Perfect competition markets
Let’s start with perfect competition, which is at one extreme of the market structure spectrum described in the previous step.
The key characteristics of perfect competition are that there are a large number of firms, and the products are homogeneous and identical. The consumer has no reason to express a preference for any particular firm because of this. There is freedom of entry and exit into and out of the industry or market. Firms are price takers and have no control over the price they charge for their products. Each producer supplies a very small proportion of the total industry output. Finally, consumers and producers have perfect knowledge about the market. If one firm changes an aspect of the product, everyone knows.
Now, let’s look at perfect competition graphically. The industry price is determined by the demand and supply of the industry as a whole. The firm is a very small supplier within the market and has no control over price. They will sell each extra unit for the same price. Therefore price = MR = AR, which is represented by perfectly elastic demand (ie a horizontal curve).
Select image to expand
Key to abbreviations:
AC – Average cost
AR – Average revenue
MC – Marginal cost
MR – Marginal revenue
P – Price
Q1 – Quantity produced
The MC is the cost of producing additional (marginal) units of output. It falls at first due to the law of diminishing returns, then rises as output rises. The average cost curve is the standard U-shaped curve. MC cuts the AC curve at its lowest point because of the mathematical relationship between marginal and average values. Given the assumption of profit maximisation, the firm produces at an output where MC = MR (marked as Q1 on the graph). This output level is a fraction of the total industry supply, because every firm in the market is also doing this. At this output, the firm is making normal profit. This is a long-run equilibrium position.
We’re now going to look at what happens when something changes within a market with perfect competition.
In the graph below, MC1, AC1 and P1 represent the ‘start point’. Now assume a firm makes some form of modification to its product or gains some form of cost advantage, eg a new production method. What would happen? Average and marginal costs will be lower, but price, in the short-run, stays the same.
The lower average cost and marginal cost (represented by MC2 and AC2) would imply that the firm is now earning abnormal profit (AR1>AC2) represented by the grey area. The firm increases output (represented by Q2) in order to maximise on the profit it can make.

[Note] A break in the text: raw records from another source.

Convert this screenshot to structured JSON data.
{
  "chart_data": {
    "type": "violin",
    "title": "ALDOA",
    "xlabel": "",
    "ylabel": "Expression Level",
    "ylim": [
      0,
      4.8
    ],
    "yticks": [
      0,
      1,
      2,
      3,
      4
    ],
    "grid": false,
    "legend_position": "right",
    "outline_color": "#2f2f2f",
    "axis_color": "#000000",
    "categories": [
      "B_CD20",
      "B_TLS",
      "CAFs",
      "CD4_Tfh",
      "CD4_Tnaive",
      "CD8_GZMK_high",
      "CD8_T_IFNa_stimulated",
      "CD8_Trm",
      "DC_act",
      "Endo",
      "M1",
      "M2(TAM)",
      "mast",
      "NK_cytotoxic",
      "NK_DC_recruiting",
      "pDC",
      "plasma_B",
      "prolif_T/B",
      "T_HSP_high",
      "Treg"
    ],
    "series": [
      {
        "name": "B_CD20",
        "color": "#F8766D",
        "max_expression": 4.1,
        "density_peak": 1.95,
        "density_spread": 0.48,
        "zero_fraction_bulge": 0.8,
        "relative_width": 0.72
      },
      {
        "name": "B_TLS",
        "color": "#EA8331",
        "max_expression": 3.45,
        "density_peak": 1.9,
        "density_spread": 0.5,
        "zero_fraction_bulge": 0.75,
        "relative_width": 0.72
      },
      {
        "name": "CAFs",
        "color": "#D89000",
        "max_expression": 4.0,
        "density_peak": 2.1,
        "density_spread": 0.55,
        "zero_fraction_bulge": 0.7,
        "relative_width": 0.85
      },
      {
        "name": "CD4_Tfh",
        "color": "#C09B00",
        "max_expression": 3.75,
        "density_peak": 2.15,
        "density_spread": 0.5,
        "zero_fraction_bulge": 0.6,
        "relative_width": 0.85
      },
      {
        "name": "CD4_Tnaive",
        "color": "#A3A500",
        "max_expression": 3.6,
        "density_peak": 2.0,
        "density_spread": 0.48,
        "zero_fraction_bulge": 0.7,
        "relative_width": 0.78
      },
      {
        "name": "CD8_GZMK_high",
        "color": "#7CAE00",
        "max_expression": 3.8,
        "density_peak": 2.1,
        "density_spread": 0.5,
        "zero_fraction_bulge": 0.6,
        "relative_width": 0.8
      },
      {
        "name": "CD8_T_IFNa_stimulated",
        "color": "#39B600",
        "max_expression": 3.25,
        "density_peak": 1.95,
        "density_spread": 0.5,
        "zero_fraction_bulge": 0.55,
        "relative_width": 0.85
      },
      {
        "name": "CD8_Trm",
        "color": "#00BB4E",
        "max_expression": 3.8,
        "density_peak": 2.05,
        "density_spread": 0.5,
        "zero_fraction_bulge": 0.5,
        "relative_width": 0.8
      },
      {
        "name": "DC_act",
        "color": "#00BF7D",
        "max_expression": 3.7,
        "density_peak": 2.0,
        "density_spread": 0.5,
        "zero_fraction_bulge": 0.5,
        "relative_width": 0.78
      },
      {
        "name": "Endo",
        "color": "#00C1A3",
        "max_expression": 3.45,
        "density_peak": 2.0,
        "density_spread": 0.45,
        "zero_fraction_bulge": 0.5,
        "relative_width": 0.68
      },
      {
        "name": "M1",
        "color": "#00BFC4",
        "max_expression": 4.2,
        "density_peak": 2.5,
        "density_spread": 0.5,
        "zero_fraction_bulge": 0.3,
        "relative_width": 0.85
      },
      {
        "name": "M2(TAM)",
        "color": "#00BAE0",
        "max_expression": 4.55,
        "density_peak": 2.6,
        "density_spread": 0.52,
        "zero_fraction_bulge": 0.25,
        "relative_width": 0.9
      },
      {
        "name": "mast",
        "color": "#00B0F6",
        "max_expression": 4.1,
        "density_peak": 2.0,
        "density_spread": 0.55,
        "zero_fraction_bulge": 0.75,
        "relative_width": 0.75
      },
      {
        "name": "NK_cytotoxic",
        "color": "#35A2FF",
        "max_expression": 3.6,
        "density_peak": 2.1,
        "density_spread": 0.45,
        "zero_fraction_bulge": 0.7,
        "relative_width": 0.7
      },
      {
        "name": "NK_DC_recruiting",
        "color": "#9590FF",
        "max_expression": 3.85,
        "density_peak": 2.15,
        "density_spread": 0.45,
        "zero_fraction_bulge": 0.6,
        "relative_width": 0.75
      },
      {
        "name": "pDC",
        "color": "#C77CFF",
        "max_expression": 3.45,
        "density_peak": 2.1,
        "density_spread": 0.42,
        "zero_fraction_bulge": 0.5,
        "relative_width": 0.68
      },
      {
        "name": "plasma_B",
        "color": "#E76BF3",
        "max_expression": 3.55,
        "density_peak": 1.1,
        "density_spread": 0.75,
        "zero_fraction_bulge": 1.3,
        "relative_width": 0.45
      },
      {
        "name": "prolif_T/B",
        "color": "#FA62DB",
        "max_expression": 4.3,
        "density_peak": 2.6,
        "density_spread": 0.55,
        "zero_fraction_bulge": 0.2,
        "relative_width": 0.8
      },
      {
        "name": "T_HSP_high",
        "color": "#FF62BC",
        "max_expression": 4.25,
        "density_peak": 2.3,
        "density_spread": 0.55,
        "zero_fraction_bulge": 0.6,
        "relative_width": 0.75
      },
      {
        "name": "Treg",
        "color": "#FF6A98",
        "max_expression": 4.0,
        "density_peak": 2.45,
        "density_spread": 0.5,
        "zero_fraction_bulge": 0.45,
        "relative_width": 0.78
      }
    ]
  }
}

Remember, the model assumes perfect knowledge, so all firms are able to make these improvements to their production processes. Therefore in the long-run, new firms enter the industry, attracted by the chance to make profit, and supply increases. This causes price to fall to P2, the firm is left making normal profit once again, and quantity falls back to Q1. Abnormal profit only exists in the short-run in markets with perfect competition.